Donald Trump's victory in the US presidential election has unexpectedly boosted the US stock market, but under his administration, the US economic policy may be quite different from that under incumbent President Barack Obama's. For example, Trump has vowed to use trade measures to protect US interests, which, if implemented, will create a lot of uncertainties in the global trade system, possibly affecting global growth.
Besides, the possible interest rate hike by the US Federal Reserve is a sword of Damocles over the global financial markets. Although in recent months such hikes have been priced in, global investors will have to remain alert over the impact of capital flows as a result of the strengthening of the US dollar after the hikes.
The strengthening of the dollar has often been accompanied by a massive flight of capital from the emerging markets, triggering financial and economic turmoil. The Asian financial crisis in the late 1990s, in which countries such as Thailand, the Republic of Korea and Indonesia suffered the most, is widely attributed to their unrestrained financial liberalization and the organized speculative attacks by some major international investors, but drastic international capital flows were also blamed for the crisis.
Facing such uncertainties, the domestic A-share stock market may undergo severe fluctuations next year. But for China Securities Regulatory Commission, the top priority should not be to keep the indexes stable-as it did last year. Instead, it should focus on systematic build-up to create a level playing field that rewards long-term investors.
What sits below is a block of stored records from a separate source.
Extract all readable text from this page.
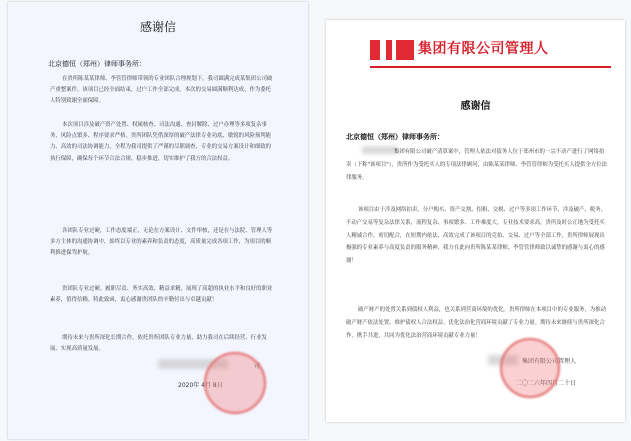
感谢信
北京德恒（郑州）律师事务所：
在贵所陈某某律师、李管管律师带领的专业团队合理规划下，我司圆满完成某集团公司破产重整案件，该项目已经全面结束，过户工作全部完成。本次的交易圆满顺利达成，作为委托人特别致谢全面保障。
本次项目涉及破产资产处置、权属核查、司法沟通、查封解除、过户办理等多项复杂事务，风险点繁多、程序要求严格。贵所团队凭借深厚的破产法律专业功底、敏锐的风险预判能力、高效的司法协调能力，全程为我司提供了严谨的尽职调查、专业的交易方案设计和细致的执行保障，确保每个环节合法合规、稳步推进，切实维护了我方的合法权益。
各团队专业过硬，工作态度端正，无论在方案设计、文件审核，还是在与法院、管理人等多方主体的沟通协调中，始终以专业的素养和负责的态度，高质量完成各项工作，为项目的顺利推进保驾护航。
贵团队专业过硬、履职尽责、务实高效、精益求精，展现了高超的执业水平和良好的职业素养，值得信赖。特此致函，衷心感谢贵团队的辛勤付出与卓越贡献！
期待未来与贵所深化长期合作，依托贵所团队专业力量，助力我司在后续经营、行业发展、实现高质量发展。
司
2020年 4月 8日
集团有限公司管理人
感谢信
北京德恒（郑州）律师事务所：
集团有限公司破产清算案中，管理人依法对债务人位于郑州市的一宗不动产进行了网络拍卖（下称"该项目"），贵所作为受托买人的专项法律顾问，由陈某某律师、李管管律师为受托买人提供全方位法律服务。
该项目由于涉及网络拍卖、分户购买、资产交割、招租、交税、过户等多项工作环节，涉及破产、税务、不动产交易等复杂法律关系，流程复杂、事项繁多、工作难度大，专业技术要求高。贵所及时公正地为受托买人精诚合作，密切配合，在短期内依法、高效完成了该项目的竞拍、交易、过户等全部工作，贵所律师展现出极强的专业素养与高度负责的服务精神，我方在此向贵所陈某某律师、李管管律师致以诚挚的感谢与衷心的感谢！
破产财产的处置关系到债权人利益，也关系到营商环境的优化。贵所律师在本项目中的专业服务，为推动破产财产依法处置、维护债权人合法权益、优化法治化营商环境贡献了专业力量。期待未来继续与贵所深化合作，携手共进，共同为优化法治营商环境贡献专业力量！
集团有限公司管理人
二〇二六年四月二十日
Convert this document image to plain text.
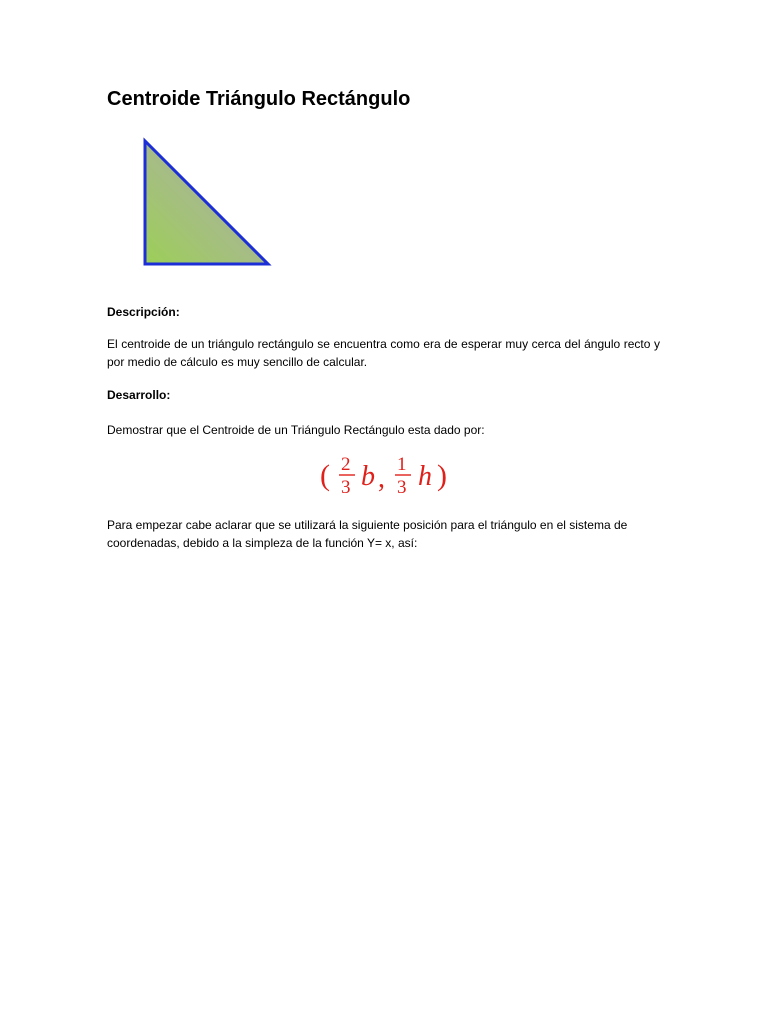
Centroide Triángulo Rectángulo

Descripción:

El centroide de un triángulo rectángulo se encuentra como era de esperar muy cerca del ángulo recto y por medio de cálculo es muy sencillo de calcular.

Desarrollo:

Demostrar que el Centroide de un Triángulo Rectángulo esta dado por:

( 2
3 b , 1
3 h )

Para empezar cabe aclarar que se utilizará la siguiente posición para el triángulo en el sistema de coordenadas, debido a la simpleza de la función Y= x, así:
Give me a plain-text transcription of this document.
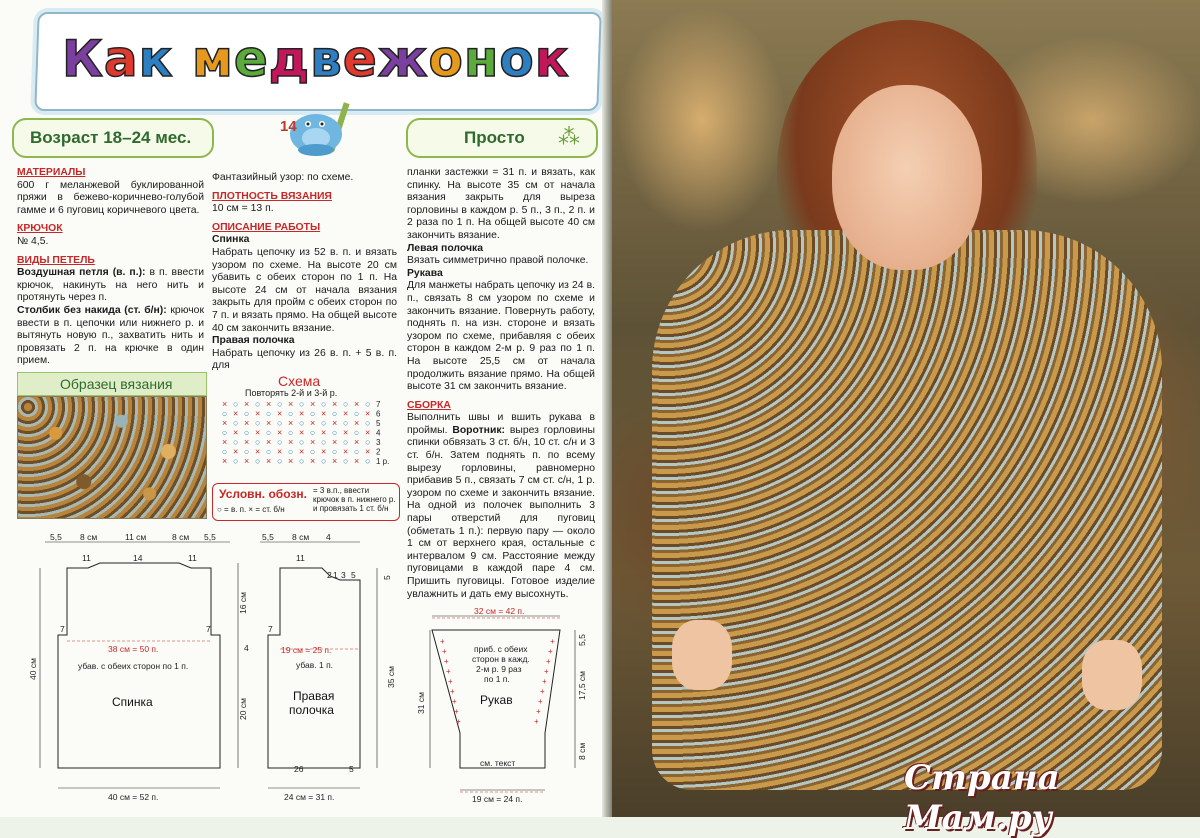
Как медвежонок
Возраст 18–24 мес.
14
Просто ⁂
МАТЕРИАЛЫ

600 г меланжевой буклированной пряжи в бежево-коричнево-голубой гамме и 6 пуговиц коричневого цвета.

КРЮЧОК

№ 4,5.

ВИДЫ ПЕТЕЛЬ

Воздушная петля (в. п.): в п. ввести крючок, накинуть на него нить и протянуть через п.

Столбик без накида (ст. б/н): крючок ввести в п. цепочки или нижнего р. и вытянуть новую п., захватить нить и провязать 2 п. на крючке в один прием.

Фантазийный узор: по схеме.

ПЛОТНОСТЬ ВЯЗАНИЯ

10 см = 13 п.

ОПИСАНИЕ РАБОТЫ
Спинка

Набрать цепочку из 52 в. п. и вязать узором по схеме. На высоте 20 см убавить с обеих сторон по 1 п. На высоте 24 см от начала вязания закрыть для пройм с обеих сторон по 7 п. и вязать прямо. На общей высоте 40 см закончить вязание.

Правая полочка

Набрать цепочку из 26 в. п. + 5 в. п. для

планки застежки = 31 п. и вязать, как спинку. На высоте 35 см от начала вязания закрыть для выреза горловины в каждом р. 5 п., 3 п., 2 п. и 2 раза по 1 п. На общей высоте 40 см закончить вязание.

Левая полочка

Вязать симметрично правой полочке.

Рукава

Для манжеты набрать цепочку из 24 в. п., связать 8 см узором по схеме и закончить вязание. Повернуть работу, поднять п. на изн. стороне и вязать узором по схеме, прибавляя с обеих сторон в каждом 2-м р. 9 раз по 1 п. На высоте 25,5 см от начала продолжить вязание прямо. На общей высоте 31 см закончить вязание.

СБОРКА

Выполнить швы и вшить рукава в проймы. Воротник: вырез горловины спинки обвязать 3 ст. б/н, 10 ст. с/н и 3 ст. б/н. Затем поднять п. по всему вырезу горловины, равномерно прибавив 5 п., связать 7 см ст. с/н, 1 р. узором по схеме и закончить вязание. На одной из полочек выполнить 3 пары отверстий для пуговиц (обметать 1 п.): первую пару — около 1 см от верхнего края, остальные с интервалом 9 см. Расстояние между пуговицами в каждой паре 4 см. Пришить пуговицы. Готовое изделие увлажнить и дать ему высохнуть.

Образец вязания	Схема
Повторять 2-й и 3-й р.
× ○ × ○ × ○ × ○ × ○ × ○ × ○ 7
○ × ○ × ○ × ○ × ○ × ○ × ○ × 6
× ○ × ○ × ○ × ○ × ○ × ○ × ○ 5
○ × ○ × ○ × ○ × ○ × ○ × ○ × 4
× ○ × ○ × ○ × ○ × ○ × ○ × ○ 3
○ × ○ × ○ × ○ × ○ × ○ × ○ × 2
× ○ × ○ × ○ × ○ × ○ × ○ × ○ 1 р.
Условн. обозн.
○ = в. п. × = ст. б/н
= 3 в.п., ввести крючок в п. нижнего р. и провязать 1 ст. б/н
5,5 8 см	11 см	8 см 5,5
11	14	11
7	7
38 см = 50 п.
убав. с обеих сторон по 1 п.
40 см
Спинка
40 см = 52 п.
5,5 8 см 4
11
2 1 3 5
16 см
4
7
19 см = 25 п.
убав. 1 п.
20 см
35 см
5
Правая
полочка
26	5
24 см = 31 п.
32 см = 42 п.
приб. с обеих
сторон в кажд.
2-м р. 9 раз
по 1 п.
Рукав
31 см
5,5
17,5 см
8 см
см. текст
19 см = 24 п.
+	+
+	+
+	+
+	+
+	+
+	+
+	+
+	+
+	+
Страна Мам.ру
To be more specific, the commission should make more efforts to prevent dishonest information disclosure and ensure listed companies do not refuse to "split dividends" among investors.
False information disclosure is like a cancer that has frequently damaged investor confidence in the domestic market for many years. The regulators have punished some wrongdoers, but the punishments are often criticized as being too lenient to root out the problem. And most listed companies have refused to share their dividends with investors, discouraging long-term investment and contributing to market fluctuations caused by short-term speculation.
Few stock market indexes in the world remain constantly stable. The regulatory authorities should therefore focus on maintaining a clean and rule-based market. If that task cannot be achieved, the domestic stock market will hardly be able to get out of the cycle of drastic ups and downs.
By Xin Zhiming
The author is a senior writer with China Daily.